In the meantime, Buster is bonding with Carol in the cafe, admitting to her that Shirley had kicked him out when he refused to support her insistence in bringing Dean into the equation about their grandchild. He's right. Jade's mother doesn't want to know about her, and Dean was entering into this situation for all the wrong reasons. The kid was better off in care.

In fact, they couldn't even control her movements in the home when she was visiting, because she disappeared - and was found by Mick, guarding her mother.

So far, so good in the realism. Jonathan the carer is well within his remit in not supporting this shower for custody. As he said, he's seen kids in crisis better behaved than the war going on between Dean and Shirley. Dean doesn't know what he wants. He's a rapist, with rejection and anger issues; and I think he felt or had conditioned himself to feel that Jade was going to reject him, and the kid, who's perspicacious, picked up on his creepy vibes. Shirley wants the child as atonement for Jimbo, and it was mete that Jade heard Dean accuse Shirley of not even coming to Jimbo's funeral.

What was audacious was Buster's volte face in the end, promising to back Shirley's efforts for custody of the child. Because of the blood tie. Well, as we saw tonight, sometimes blood counts for nothing. As the wife of an adoptee, who's traced his biological parents, trust me. I know.

Mr Funk's Donkey Dinner. The two most positive male characters in the programme at the moment have to be Buster and Patrick. 

Patrick is a bloody joy and an icon. He won't be bought by Vincent and sees right through his lies.
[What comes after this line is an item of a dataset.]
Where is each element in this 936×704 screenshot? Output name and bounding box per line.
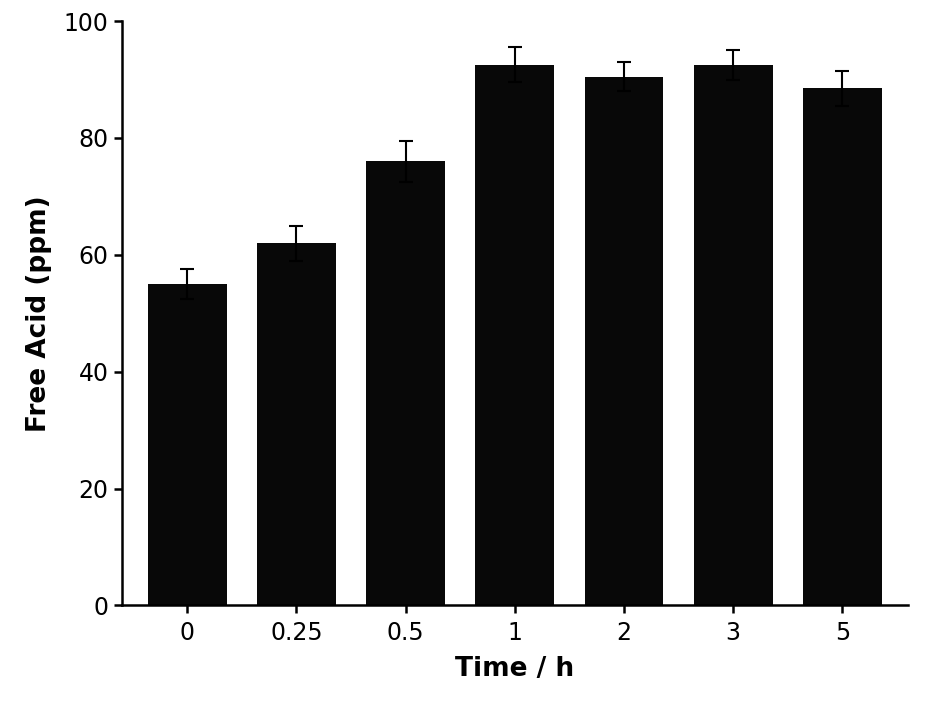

Vincent can easily spin yarns that the idiotic Kim will believe, and she'll believe Vincent over Patrick now; but Patrick has been there and done that with Paul. 

The pivotal moment in their scenes came when an exasperated Patrick, not believing either the lies about Vincent's vast sums of money coming from The Albert or his malarkey about his one song cut as a rapper and the money being "royalties," referred to Vincent as "boy."

Gosh, this brought back memories of Paul Trueman!

Patrick doesn't stint in saying exactly what he thinks of Vincent, even to calling Kim a fool for getting involved with him. When Denise, who had a classic line about Vincent doing the club tours ~ What did they call you in Ibiza ... Mr Funk?~ tries to calm Kim's reactions and justify Patrick's concerns, Kim has a zinger for Denise ...

Says the woman who was married to two psychopaths.

Before he'll stay one minute in the house of which he's half-owner, he'll leave (for Dot's and Fatboy) rather than live with scum.

Until that moment, Richard Blackwood had been bearable. But once he got into gangster mode - the remark about old men being set in their ways and the hard man attitude to whomever that holdall full of money was destined, he became, not Donkey, not Mr Funk, but Mr Funkey.

Go Now.



The more I see Carol, the sadder I become that she'll soon be leaving our screens. The more I see of Liam, the more I wonder when he can go. He's so dismal and monotoned. And stupid.

It's the economy, stupid! Carol's hospitality to Cindy is borne of kindness and compassion, but the reality of the situation is that she has to provide for another mouth to feed, and that costs money; so it's right that Jane is financially supporting this. Maybe this lame-brained dolt would like to go without his meals so Cindy can eat and cost his grandmother nothing. If he's so concerned with providing for Cindy, maybe he should get his fat arse a job and contribute to the household economy.

So he's threatening to tell Cindy about Carol's arrangement, knowing that Cindy will kick off and not want this? Really, Liam? Are you that stupid? Apparently so.